Поэт Уильям Джей Смит в своем теплом эссе «Поэты и переводчики» рассказал о том, как непроста и увлекательна оказалась работа над переводами стихов Вознесенского.
Бродский, попав в Америку, быстро пришел к выводу, что «английский язык — это чрезвычайно здоровый язык. Куда более здоровый, чем русский». Вознесенский, как часто ни бывал за океаном, все равно предпочитал «Мелодию Кирилла и Мефодия»:
Мешало ли это американским коллегам — понимать и ценить Вознесенского? Смит говорил про Вознесенского, которого считал своим другом: «Мне кажется, что между нами с Андреем действительно установилась телепатическая связь».
В 1972 году Вознесенский стал первым советским поэтом — почетным членом Американской академии искусств и литературы. Тогда же шесть американских поэтов — У. X. Оден, Ричард Уилбур, Юджин Гарриг, Стэнли Кюниц, Стэнли Мосс и Смит — корпели над сборником, который готовило издательство «Бэйсик букс компани». Оден заметит потом, что «сложность метрических эффектов Вознесенского способна привести в отчаяние любого переводчика». Но стихи, переведенные Оденом, привели в восторг знатоков: «Один безумец понял другого».
Пытаться взвешивать поэтов на весах — неблагодарное занятие. Часто о них судят, томно глазки закатив: вот тут искусство — а вот тут что-то не то… Увы, в таких суждениях — одни лишь позы, моды и пристрастия, слепая вера в фирменные лейблы премий, идеологический расклад, да что угодно. Только не любовь и не чуткость к поэзии, которая как раз прекрасна тем, что есть в ней разные, непохожие — и равно великие имена. А судить? — пусть время их рассудит.
Иной нелепый критик затуманивает часто пустоты мысли выспренним потоком слов. В скандальных выпадах Бродского против Вознесенского, Евтушенко и Аксенова находят «принадлежность к разным этосам, а не конкретные обиды».
Как объясняют ценители Бродского интерес Одена, Миллера и других значительных литераторов к Вознесенскому? Объясняют нелепо, но зато витиевато: «Детерминированная такого рода местным контекстом поэзия может даже искать легитимизации своего опыта путем соотнесения с опытом поэзий иноязычных — но это происходит не на уровне диалога поэтик, а на уровне „групповых фотографий“, таких как „Андрей Вознесенский с Алленом Гинзбергом и Лоуренсом Ферлингетти“. Факт личного знакомства здесь подменяет реальное взаимодействие поэтических практик» (Иностранная литература. 2007. № 10).

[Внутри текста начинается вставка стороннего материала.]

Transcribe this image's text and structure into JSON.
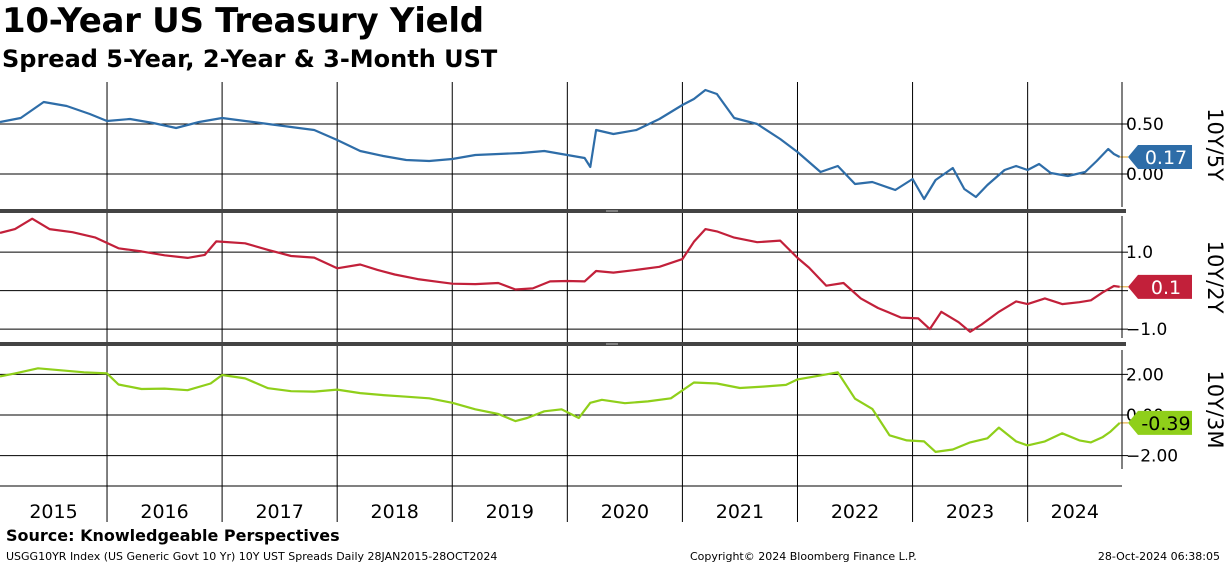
{
  "header": {
    "title": "10-Year US Treasury Yield",
    "subtitle": "Spread 5-Year, 2-Year & 3-Month UST"
  },
  "footer": {
    "source": "Source: Knowledgeable Perspectives",
    "index_info": "USGG10YR Index (US Generic Govt 10 Yr) 10Y UST Spreads  Daily 28JAN2015-28OCT2024",
    "copyright": "Copyright© 2024 Bloomberg Finance L.P.",
    "timestamp": "28-Oct-2024 06:38:05"
  },
  "colors": {
    "tenY5Y": "#2e6da8",
    "tenY2Y": "#c2203a",
    "tenY3M": "#8fcf1a",
    "grid": "#000000",
    "divider": "#444444"
  },
  "chart_data": [
    {
      "type": "line",
      "panel_label": "10Y/5Y",
      "x_unit": "year",
      "x_range": [
        2015.07,
        2024.82
      ],
      "x_tick_labels": [
        "2015",
        "2016",
        "2017",
        "2018",
        "2019",
        "2020",
        "2021",
        "2022",
        "2023",
        "2024"
      ],
      "y_ticks": [
        0.5,
        0.0
      ],
      "y_tick_labels": [
        "0.50",
        "0.00"
      ],
      "ylim": [
        -0.33,
        0.92
      ],
      "last_value_label": "0.17",
      "points": [
        [
          2015.07,
          0.52
        ],
        [
          2015.25,
          0.56
        ],
        [
          2015.45,
          0.72
        ],
        [
          2015.65,
          0.68
        ],
        [
          2015.85,
          0.6
        ],
        [
          2016.0,
          0.53
        ],
        [
          2016.2,
          0.55
        ],
        [
          2016.4,
          0.51
        ],
        [
          2016.6,
          0.46
        ],
        [
          2016.8,
          0.52
        ],
        [
          2017.0,
          0.56
        ],
        [
          2017.2,
          0.53
        ],
        [
          2017.4,
          0.5
        ],
        [
          2017.6,
          0.47
        ],
        [
          2017.8,
          0.44
        ],
        [
          2018.0,
          0.34
        ],
        [
          2018.2,
          0.23
        ],
        [
          2018.4,
          0.18
        ],
        [
          2018.6,
          0.14
        ],
        [
          2018.8,
          0.13
        ],
        [
          2019.0,
          0.15
        ],
        [
          2019.2,
          0.19
        ],
        [
          2019.4,
          0.2
        ],
        [
          2019.6,
          0.21
        ],
        [
          2019.8,
          0.23
        ],
        [
          2020.0,
          0.19
        ],
        [
          2020.15,
          0.16
        ],
        [
          2020.2,
          0.07
        ],
        [
          2020.25,
          0.44
        ],
        [
          2020.4,
          0.4
        ],
        [
          2020.6,
          0.44
        ],
        [
          2020.8,
          0.55
        ],
        [
          2021.0,
          0.69
        ],
        [
          2021.1,
          0.75
        ],
        [
          2021.2,
          0.84
        ],
        [
          2021.3,
          0.8
        ],
        [
          2021.45,
          0.56
        ],
        [
          2021.65,
          0.5
        ],
        [
          2021.85,
          0.35
        ],
        [
          2022.0,
          0.22
        ],
        [
          2022.2,
          0.02
        ],
        [
          2022.35,
          0.08
        ],
        [
          2022.5,
          -0.1
        ],
        [
          2022.65,
          -0.08
        ],
        [
          2022.85,
          -0.16
        ],
        [
          2023.0,
          -0.05
        ],
        [
          2023.1,
          -0.25
        ],
        [
          2023.2,
          -0.06
        ],
        [
          2023.35,
          0.06
        ],
        [
          2023.45,
          -0.15
        ],
        [
          2023.55,
          -0.23
        ],
        [
          2023.65,
          -0.11
        ],
        [
          2023.8,
          0.04
        ],
        [
          2023.9,
          0.08
        ],
        [
          2024.0,
          0.04
        ],
        [
          2024.1,
          0.1
        ],
        [
          2024.2,
          0.01
        ],
        [
          2024.35,
          -0.02
        ],
        [
          2024.5,
          0.02
        ],
        [
          2024.6,
          0.13
        ],
        [
          2024.7,
          0.25
        ],
        [
          2024.75,
          0.2
        ],
        [
          2024.8,
          0.17
        ]
      ]
    },
    {
      "type": "line",
      "panel_label": "10Y/2Y",
      "x_unit": "year",
      "x_range": [
        2015.07,
        2024.82
      ],
      "y_ticks": [
        1.0,
        0.0,
        -1.0
      ],
      "y_tick_labels": [
        "1.0",
        "",
        "−1.0"
      ],
      "ylim": [
        -1.23,
        1.94
      ],
      "last_value_label": "0.1",
      "points": [
        [
          2015.07,
          1.5
        ],
        [
          2015.2,
          1.6
        ],
        [
          2015.35,
          1.87
        ],
        [
          2015.5,
          1.6
        ],
        [
          2015.7,
          1.52
        ],
        [
          2015.9,
          1.38
        ],
        [
          2016.1,
          1.1
        ],
        [
          2016.3,
          1.02
        ],
        [
          2016.5,
          0.92
        ],
        [
          2016.7,
          0.85
        ],
        [
          2016.85,
          0.93
        ],
        [
          2016.95,
          1.28
        ],
        [
          2017.2,
          1.23
        ],
        [
          2017.4,
          1.06
        ],
        [
          2017.6,
          0.9
        ],
        [
          2017.8,
          0.86
        ],
        [
          2018.0,
          0.58
        ],
        [
          2018.2,
          0.68
        ],
        [
          2018.35,
          0.54
        ],
        [
          2018.5,
          0.42
        ],
        [
          2018.7,
          0.3
        ],
        [
          2018.9,
          0.22
        ],
        [
          2019.0,
          0.18
        ],
        [
          2019.2,
          0.17
        ],
        [
          2019.4,
          0.2
        ],
        [
          2019.55,
          0.03
        ],
        [
          2019.7,
          0.06
        ],
        [
          2019.85,
          0.24
        ],
        [
          2020.0,
          0.25
        ],
        [
          2020.15,
          0.24
        ],
        [
          2020.25,
          0.51
        ],
        [
          2020.4,
          0.47
        ],
        [
          2020.6,
          0.54
        ],
        [
          2020.8,
          0.62
        ],
        [
          2021.0,
          0.82
        ],
        [
          2021.1,
          1.27
        ],
        [
          2021.2,
          1.6
        ],
        [
          2021.3,
          1.54
        ],
        [
          2021.45,
          1.38
        ],
        [
          2021.65,
          1.26
        ],
        [
          2021.85,
          1.3
        ],
        [
          2022.0,
          0.85
        ],
        [
          2022.1,
          0.6
        ],
        [
          2022.25,
          0.13
        ],
        [
          2022.4,
          0.2
        ],
        [
          2022.55,
          -0.2
        ],
        [
          2022.7,
          -0.45
        ],
        [
          2022.9,
          -0.7
        ],
        [
          2023.05,
          -0.72
        ],
        [
          2023.15,
          -1.0
        ],
        [
          2023.25,
          -0.55
        ],
        [
          2023.4,
          -0.82
        ],
        [
          2023.5,
          -1.07
        ],
        [
          2023.6,
          -0.88
        ],
        [
          2023.75,
          -0.55
        ],
        [
          2023.9,
          -0.28
        ],
        [
          2024.0,
          -0.35
        ],
        [
          2024.15,
          -0.2
        ],
        [
          2024.3,
          -0.35
        ],
        [
          2024.45,
          -0.3
        ],
        [
          2024.55,
          -0.25
        ],
        [
          2024.65,
          -0.05
        ],
        [
          2024.75,
          0.12
        ],
        [
          2024.8,
          0.1
        ]
      ]
    },
    {
      "type": "line",
      "panel_label": "10Y/3M",
      "x_unit": "year",
      "x_range": [
        2015.07,
        2024.82
      ],
      "y_ticks": [
        2.0,
        0.0,
        -2.0
      ],
      "y_tick_labels": [
        "2.00",
        "0.00",
        "−2.00"
      ],
      "ylim": [
        -2.66,
        3.2
      ],
      "last_value_label": "-0.39",
      "points": [
        [
          2015.07,
          1.9
        ],
        [
          2015.2,
          2.05
        ],
        [
          2015.4,
          2.3
        ],
        [
          2015.6,
          2.2
        ],
        [
          2015.8,
          2.1
        ],
        [
          2016.0,
          2.05
        ],
        [
          2016.1,
          1.5
        ],
        [
          2016.3,
          1.28
        ],
        [
          2016.5,
          1.3
        ],
        [
          2016.7,
          1.22
        ],
        [
          2016.9,
          1.55
        ],
        [
          2017.0,
          1.97
        ],
        [
          2017.2,
          1.8
        ],
        [
          2017.4,
          1.32
        ],
        [
          2017.6,
          1.17
        ],
        [
          2017.8,
          1.15
        ],
        [
          2018.0,
          1.25
        ],
        [
          2018.2,
          1.08
        ],
        [
          2018.4,
          0.98
        ],
        [
          2018.6,
          0.9
        ],
        [
          2018.8,
          0.82
        ],
        [
          2019.0,
          0.6
        ],
        [
          2019.2,
          0.28
        ],
        [
          2019.4,
          0.05
        ],
        [
          2019.55,
          -0.3
        ],
        [
          2019.65,
          -0.15
        ],
        [
          2019.8,
          0.18
        ],
        [
          2019.95,
          0.28
        ],
        [
          2020.1,
          -0.15
        ],
        [
          2020.2,
          0.6
        ],
        [
          2020.3,
          0.75
        ],
        [
          2020.5,
          0.58
        ],
        [
          2020.7,
          0.67
        ],
        [
          2020.9,
          0.82
        ],
        [
          2021.1,
          1.6
        ],
        [
          2021.3,
          1.55
        ],
        [
          2021.5,
          1.33
        ],
        [
          2021.7,
          1.4
        ],
        [
          2021.9,
          1.48
        ],
        [
          2022.0,
          1.75
        ],
        [
          2022.2,
          1.95
        ],
        [
          2022.35,
          2.1
        ],
        [
          2022.5,
          0.8
        ],
        [
          2022.65,
          0.3
        ],
        [
          2022.8,
          -1.0
        ],
        [
          2022.95,
          -1.25
        ],
        [
          2023.1,
          -1.3
        ],
        [
          2023.2,
          -1.82
        ],
        [
          2023.35,
          -1.7
        ],
        [
          2023.5,
          -1.35
        ],
        [
          2023.65,
          -1.15
        ],
        [
          2023.75,
          -0.62
        ],
        [
          2023.9,
          -1.3
        ],
        [
          2024.0,
          -1.5
        ],
        [
          2024.15,
          -1.3
        ],
        [
          2024.3,
          -0.9
        ],
        [
          2024.45,
          -1.25
        ],
        [
          2024.55,
          -1.35
        ],
        [
          2024.65,
          -1.1
        ],
        [
          2024.72,
          -0.82
        ],
        [
          2024.8,
          -0.39
        ]
      ]
    }
  ]
}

Что на это ответить, да и надо ли? Что-то вроде: дык, паки, паки, иже херувимы…
Тут, как заметил Осип Мандельштам, «спадая с плеч, окаменела ложноклассическая шаль».
«Вознесенский, верните мне сына!» Рассказ поэта Юрия Кублановского
Теперь же — читателя ждет рассказ поэта очень интересного. Однажды он написал вдруг про Андрея Андреевича очень злые строки: «…хорошо вам не знать недосыпа, / хитрый Межиров, глупый Евтух, / Вознесенский, валютная липа!»
В тех же стихах у него: «…в десяти шагах ЦДЛ. / Вот бы там старика Катаева / на оптический взять прицел!»
Дело давнее, те строки Юрия Кублановского затерялись где-то в начале восьмидесятых.
В 1984-м на них яростно отреагировал «Прогулкой в калашный ряд» Василий Аксенов. Василий Павлович рассорился с Бродским, который не только не поддержал его в эмиграции, но и стал пренебрежительно высказываться всюду о его романе «Ожог». Кублановский некоторое время был близок к соратникам Бродского, и стихи его, как и все, что исходило из этого «лагеря», казались Аксенову признаком одной эпидемии. Почему, удивлялся он, «объектами мстительной линзы оказались не какие-то там махровые грибачевы и фирсовы, но самый яркий прозаик и самый яркий поэт советской литературы»?! (Аксенов имеет в виду Катаева и Вознесенского.)
Но это было нормой — в перепалках никто тогда друг друга не щадил. Для одних это была лишь форма литературного маркетинга. Другие — и к их числу относились Аксенов с Кублановским — искренне верили, что эта взаимная борьба ведется ради высоких смыслов и идей.
Со сплоченным окружением Бродского, кстати, отношения у Кублановского тоже разладились скоро. Едва стало ясно, что к поэту благосклонен Солженицын, Кублановскому объяснили незатейливо: или с нами — или с ним. У литсобратьев и в эмиграции такой же «закон — тайга».